Failure Modes and Edge Cases in Production
How Leaky Buckets Fail
The algorithm is simple but production deployments reveal subtle failure modes. Understanding these prevents outages. Most failures stem from edge cases the basic algorithm does not address: head of line blocking, queue memory exhaustion, and coordination races in distributed deployments.
Head of Line Blocking
A slow request at the front of the queue delays everything behind it. If one request takes 5 seconds to process, 100 requests behind it wait 5+ seconds before even starting. Unlike token bucket which admits immediately, leaky bucket queues create coupling between unrelated requests. Mitigation: set per request timeouts independent of queue wait. If processing takes more than 2 seconds, fail fast and move on. Or use multiple parallel queues so one slow request only blocks its lane.
Queue Memory Exhaustion
If requests queue faster than they drain and capacity B is high, memory fills with waiting requests. A 10 KB request body times 100,000 queued requests equals 1 GB memory. If downstream goes completely down, queue fills in seconds. Mitigation: bound queue by both count and memory. Drop requests when either limit is hit. Monitor queue depth as a health metric; sustained growth indicates capacity mismatch.
Stale Queue Requests
A request queued for 30 seconds might no longer be relevant. The user gave up, the client timed out, or the context expired. Processing it wastes resources and might cause errors. Mitigation: attach a deadline to each request when enqueued. Before processing, check if deadline passed. If expired, discard without processing. Track expired request rate as an indicator of capacity problems.
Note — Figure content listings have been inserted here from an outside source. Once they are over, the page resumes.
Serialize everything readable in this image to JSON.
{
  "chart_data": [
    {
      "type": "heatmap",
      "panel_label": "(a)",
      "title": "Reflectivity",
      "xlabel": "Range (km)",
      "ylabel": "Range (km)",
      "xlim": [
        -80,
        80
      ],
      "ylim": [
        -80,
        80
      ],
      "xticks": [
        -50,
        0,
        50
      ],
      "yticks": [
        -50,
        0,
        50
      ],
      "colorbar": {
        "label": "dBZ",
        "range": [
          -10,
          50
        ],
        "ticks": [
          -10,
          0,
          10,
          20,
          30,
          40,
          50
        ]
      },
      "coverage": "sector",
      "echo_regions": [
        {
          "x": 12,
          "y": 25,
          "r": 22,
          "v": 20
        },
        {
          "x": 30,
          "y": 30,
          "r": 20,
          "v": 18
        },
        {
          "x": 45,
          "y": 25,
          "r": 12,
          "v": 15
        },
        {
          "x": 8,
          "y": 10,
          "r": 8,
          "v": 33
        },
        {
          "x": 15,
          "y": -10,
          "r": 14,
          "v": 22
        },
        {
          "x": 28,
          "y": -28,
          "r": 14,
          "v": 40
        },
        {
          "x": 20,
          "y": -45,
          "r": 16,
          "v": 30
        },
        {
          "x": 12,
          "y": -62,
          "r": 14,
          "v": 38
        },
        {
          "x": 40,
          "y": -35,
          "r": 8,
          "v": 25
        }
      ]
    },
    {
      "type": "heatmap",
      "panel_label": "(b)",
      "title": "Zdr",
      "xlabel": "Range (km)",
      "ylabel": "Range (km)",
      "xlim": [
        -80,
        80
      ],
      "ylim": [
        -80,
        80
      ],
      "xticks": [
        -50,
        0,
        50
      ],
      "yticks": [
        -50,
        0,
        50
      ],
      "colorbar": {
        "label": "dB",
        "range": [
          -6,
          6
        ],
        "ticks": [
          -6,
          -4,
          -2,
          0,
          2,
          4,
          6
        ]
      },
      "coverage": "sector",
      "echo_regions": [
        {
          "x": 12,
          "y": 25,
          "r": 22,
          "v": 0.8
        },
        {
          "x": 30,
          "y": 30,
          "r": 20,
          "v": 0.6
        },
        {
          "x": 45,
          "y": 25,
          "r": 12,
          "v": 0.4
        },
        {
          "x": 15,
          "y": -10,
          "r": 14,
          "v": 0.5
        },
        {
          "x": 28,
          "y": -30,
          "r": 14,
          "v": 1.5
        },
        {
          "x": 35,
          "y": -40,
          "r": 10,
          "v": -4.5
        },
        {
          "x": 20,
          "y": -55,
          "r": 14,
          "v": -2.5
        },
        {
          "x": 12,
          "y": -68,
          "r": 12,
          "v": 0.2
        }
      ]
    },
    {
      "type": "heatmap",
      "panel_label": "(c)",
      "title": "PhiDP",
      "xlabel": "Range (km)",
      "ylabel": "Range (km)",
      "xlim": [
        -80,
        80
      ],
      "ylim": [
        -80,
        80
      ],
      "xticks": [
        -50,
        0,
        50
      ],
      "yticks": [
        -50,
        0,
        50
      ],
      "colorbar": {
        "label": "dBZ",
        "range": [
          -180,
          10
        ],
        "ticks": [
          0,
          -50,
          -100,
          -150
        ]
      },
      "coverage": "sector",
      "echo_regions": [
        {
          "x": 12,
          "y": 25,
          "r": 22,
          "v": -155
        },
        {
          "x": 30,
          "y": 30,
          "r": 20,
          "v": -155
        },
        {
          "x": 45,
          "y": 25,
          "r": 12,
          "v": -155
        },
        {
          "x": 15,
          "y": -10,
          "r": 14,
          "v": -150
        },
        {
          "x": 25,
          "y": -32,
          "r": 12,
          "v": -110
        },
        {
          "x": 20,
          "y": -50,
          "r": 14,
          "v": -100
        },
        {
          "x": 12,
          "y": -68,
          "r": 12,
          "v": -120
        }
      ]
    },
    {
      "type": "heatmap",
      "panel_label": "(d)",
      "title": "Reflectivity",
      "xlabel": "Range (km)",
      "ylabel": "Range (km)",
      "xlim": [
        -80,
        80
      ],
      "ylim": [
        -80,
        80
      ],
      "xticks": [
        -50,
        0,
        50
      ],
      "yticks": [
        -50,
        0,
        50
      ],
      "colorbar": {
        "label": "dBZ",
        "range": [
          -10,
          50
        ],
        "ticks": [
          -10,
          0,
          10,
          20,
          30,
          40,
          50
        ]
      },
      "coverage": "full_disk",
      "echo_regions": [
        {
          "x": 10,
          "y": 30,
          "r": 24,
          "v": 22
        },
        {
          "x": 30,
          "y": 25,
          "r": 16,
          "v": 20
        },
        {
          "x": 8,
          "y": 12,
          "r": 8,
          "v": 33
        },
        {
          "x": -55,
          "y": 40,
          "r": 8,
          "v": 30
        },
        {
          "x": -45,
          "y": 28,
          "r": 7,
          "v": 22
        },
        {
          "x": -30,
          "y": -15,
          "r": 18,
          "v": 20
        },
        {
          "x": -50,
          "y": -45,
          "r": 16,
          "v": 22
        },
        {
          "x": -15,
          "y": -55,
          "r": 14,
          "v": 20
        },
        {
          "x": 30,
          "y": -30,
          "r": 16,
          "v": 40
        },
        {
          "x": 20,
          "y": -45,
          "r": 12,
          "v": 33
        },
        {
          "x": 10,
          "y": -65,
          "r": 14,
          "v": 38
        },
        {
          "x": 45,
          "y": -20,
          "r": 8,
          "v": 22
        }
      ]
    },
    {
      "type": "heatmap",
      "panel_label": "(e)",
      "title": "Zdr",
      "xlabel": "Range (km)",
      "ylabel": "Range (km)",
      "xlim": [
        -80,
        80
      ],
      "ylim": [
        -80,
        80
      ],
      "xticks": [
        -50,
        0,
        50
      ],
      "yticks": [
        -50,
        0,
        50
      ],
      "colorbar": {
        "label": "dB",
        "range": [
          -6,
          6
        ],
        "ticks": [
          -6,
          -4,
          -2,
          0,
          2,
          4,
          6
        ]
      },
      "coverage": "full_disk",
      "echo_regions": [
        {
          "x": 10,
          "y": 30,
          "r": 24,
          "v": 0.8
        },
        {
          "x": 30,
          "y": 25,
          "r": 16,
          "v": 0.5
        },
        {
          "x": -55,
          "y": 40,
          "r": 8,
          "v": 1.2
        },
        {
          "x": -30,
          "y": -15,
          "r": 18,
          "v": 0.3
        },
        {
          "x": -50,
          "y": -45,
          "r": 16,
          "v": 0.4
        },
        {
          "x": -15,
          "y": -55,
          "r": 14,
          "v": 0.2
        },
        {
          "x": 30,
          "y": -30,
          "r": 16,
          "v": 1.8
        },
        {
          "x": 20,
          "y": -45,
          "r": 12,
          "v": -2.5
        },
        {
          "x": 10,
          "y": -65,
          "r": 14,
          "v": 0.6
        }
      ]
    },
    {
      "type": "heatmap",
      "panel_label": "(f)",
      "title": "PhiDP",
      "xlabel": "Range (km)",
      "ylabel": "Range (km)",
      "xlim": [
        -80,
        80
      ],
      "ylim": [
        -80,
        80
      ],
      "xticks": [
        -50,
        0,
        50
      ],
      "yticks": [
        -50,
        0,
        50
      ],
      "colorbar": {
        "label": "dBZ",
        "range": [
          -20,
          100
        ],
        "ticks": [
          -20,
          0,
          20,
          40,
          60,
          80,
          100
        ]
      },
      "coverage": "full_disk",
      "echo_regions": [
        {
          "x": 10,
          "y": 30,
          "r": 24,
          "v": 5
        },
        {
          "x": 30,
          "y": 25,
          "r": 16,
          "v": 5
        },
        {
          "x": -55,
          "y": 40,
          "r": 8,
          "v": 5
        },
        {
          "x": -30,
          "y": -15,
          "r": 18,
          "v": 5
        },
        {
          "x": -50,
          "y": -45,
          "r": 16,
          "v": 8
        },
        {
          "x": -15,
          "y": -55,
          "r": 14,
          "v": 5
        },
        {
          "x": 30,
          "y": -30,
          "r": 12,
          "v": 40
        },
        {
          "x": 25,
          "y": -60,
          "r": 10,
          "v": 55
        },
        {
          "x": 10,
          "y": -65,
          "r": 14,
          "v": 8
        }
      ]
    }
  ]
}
Clock Skew in Distributed Leaking
If servers leak based on their local clocks and clocks differ by 100ms, servers drain at different rates. One server processes 10% more requests, throwing off global rate. Mitigation: use a central time source (Redis server time) for leak calculations, or use monotonic elapsed time rather than wall clock time. NTP keeps clocks within 1 to 10 ms usually, but edge cases during leap seconds or network partitions can cause larger skew.